Back at the cruisers, a familiar figure was stalking toward me in a sidestep, both hands gripping her service pistol. I couldn’t make out Vega’s shouted commands, but they weren’t hard to guess. She was making her arrest for the murder of Bear Goldburn. And this time, she would get it.
I cycled through my remaining resources before grunting a weak laugh. I had none.
As my vision steadied, it occurred to me Vega’s weapon was aimed high. I struggled to turn my head. A dark figure moved in. The shifter? Hands grabbed me, but I was too weak to resist. Vega’s voice rose in pitch, and her weapon cracked twice. The figure let out a cry, and I was falling again.
I landed with a thud.
A well-dressed couple jerked back in surprise, the man shielding the woman with an arm. Vega and the shadow NYPD were gone. The sidewalk I was on featured a procession of lampposts that glowed against a clean building facade. I was back in the actual present. But it was all starting to blur.
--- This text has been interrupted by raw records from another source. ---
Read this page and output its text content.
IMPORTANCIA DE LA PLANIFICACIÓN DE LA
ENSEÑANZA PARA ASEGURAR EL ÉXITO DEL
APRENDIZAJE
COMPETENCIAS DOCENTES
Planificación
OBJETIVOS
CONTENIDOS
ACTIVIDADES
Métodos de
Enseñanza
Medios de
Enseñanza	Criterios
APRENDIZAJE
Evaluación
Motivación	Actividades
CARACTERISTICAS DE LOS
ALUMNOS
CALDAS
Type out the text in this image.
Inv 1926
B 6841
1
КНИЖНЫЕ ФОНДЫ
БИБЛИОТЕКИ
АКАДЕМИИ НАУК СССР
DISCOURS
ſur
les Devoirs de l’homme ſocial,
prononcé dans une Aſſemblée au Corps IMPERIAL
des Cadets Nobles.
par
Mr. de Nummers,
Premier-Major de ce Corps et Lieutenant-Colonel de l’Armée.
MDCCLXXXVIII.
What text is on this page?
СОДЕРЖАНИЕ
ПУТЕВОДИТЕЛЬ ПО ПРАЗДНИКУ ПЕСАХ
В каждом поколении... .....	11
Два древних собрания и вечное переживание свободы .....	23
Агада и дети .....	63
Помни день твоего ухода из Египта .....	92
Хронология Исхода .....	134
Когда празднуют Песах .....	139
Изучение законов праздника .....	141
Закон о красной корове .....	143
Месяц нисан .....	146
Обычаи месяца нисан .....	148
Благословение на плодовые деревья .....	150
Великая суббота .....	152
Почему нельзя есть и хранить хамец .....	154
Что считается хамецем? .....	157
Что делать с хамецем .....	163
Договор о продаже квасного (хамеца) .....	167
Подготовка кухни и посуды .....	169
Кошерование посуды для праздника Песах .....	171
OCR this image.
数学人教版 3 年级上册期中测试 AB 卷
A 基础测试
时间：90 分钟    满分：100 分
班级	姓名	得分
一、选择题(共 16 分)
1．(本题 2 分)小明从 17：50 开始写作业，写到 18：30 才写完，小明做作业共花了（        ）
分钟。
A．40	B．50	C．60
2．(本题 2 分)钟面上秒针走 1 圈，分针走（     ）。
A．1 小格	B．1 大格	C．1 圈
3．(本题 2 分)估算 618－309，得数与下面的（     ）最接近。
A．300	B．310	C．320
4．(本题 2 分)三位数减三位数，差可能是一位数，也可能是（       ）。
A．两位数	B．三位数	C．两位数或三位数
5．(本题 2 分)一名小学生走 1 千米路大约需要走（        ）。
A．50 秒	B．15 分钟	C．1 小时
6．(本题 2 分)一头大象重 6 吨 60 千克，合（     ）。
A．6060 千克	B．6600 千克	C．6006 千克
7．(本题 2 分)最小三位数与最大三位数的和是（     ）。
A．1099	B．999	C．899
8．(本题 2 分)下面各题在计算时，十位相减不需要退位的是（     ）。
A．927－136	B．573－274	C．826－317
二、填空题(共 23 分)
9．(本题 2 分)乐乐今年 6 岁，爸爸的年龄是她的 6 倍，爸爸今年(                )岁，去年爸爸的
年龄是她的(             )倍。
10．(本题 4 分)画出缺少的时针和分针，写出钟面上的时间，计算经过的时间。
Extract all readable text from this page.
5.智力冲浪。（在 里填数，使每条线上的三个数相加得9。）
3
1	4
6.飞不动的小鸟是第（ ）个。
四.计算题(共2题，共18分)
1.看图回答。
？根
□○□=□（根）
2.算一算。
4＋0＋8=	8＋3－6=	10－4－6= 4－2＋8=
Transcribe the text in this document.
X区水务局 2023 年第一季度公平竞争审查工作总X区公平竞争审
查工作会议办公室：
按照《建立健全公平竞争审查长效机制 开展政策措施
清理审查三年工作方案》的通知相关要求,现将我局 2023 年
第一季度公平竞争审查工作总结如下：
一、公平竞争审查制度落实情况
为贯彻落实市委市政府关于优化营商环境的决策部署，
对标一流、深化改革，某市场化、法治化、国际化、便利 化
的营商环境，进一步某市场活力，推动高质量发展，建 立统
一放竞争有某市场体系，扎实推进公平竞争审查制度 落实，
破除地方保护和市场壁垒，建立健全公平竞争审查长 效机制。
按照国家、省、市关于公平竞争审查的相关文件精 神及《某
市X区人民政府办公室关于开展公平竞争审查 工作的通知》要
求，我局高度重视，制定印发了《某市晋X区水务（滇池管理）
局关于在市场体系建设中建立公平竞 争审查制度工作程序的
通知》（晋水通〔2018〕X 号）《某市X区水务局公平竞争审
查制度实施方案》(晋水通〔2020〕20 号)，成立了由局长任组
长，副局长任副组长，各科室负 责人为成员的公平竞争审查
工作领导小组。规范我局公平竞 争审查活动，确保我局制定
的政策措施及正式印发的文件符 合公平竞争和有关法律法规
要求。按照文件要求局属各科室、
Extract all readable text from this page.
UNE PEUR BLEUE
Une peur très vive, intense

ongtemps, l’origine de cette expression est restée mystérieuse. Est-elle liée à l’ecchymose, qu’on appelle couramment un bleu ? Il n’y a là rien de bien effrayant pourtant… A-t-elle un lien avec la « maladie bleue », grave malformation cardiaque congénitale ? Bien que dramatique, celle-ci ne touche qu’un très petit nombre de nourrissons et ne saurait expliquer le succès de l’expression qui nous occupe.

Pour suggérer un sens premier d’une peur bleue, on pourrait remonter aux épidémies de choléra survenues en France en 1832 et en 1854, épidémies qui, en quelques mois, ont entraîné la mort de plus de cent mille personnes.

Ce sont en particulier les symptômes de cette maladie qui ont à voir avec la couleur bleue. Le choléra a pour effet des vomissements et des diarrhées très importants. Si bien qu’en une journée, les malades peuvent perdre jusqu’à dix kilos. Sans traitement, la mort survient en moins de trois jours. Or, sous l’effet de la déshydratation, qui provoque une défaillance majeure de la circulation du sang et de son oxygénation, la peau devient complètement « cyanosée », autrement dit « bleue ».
“Call an ambulance!” the woman cried.
24
I looked over to find Vega sitting in a bedside chair, the window behind her glowing with sunlight. For a confused moment, I thought I was in her custody, but the pregnant swell of her stomach and the contours of our bedroom dissolved the notion.
“Hey,” I rasped.
She looked up from her phone, her brow taut with concern.
“Hey, yourself.” She came over and grasped my hand in both of hers. “How are you feeling?”
As I squeezed back, I performed a self-check. All the hurt places from last night were either painless or, like my left thigh, pulsating dully. The healing magic that moved through me suggested someone from the Order had been here.
I kissed her hand. “Much better.”
“Here, drink some of this.”
She lifted a large cup from our nightstand and held the straw to my lips. The water, enhanced with elixir, went down cold and soothing. When I nodded that I’d had enough she returned the cup and dried her hands on the thighs of her slacks.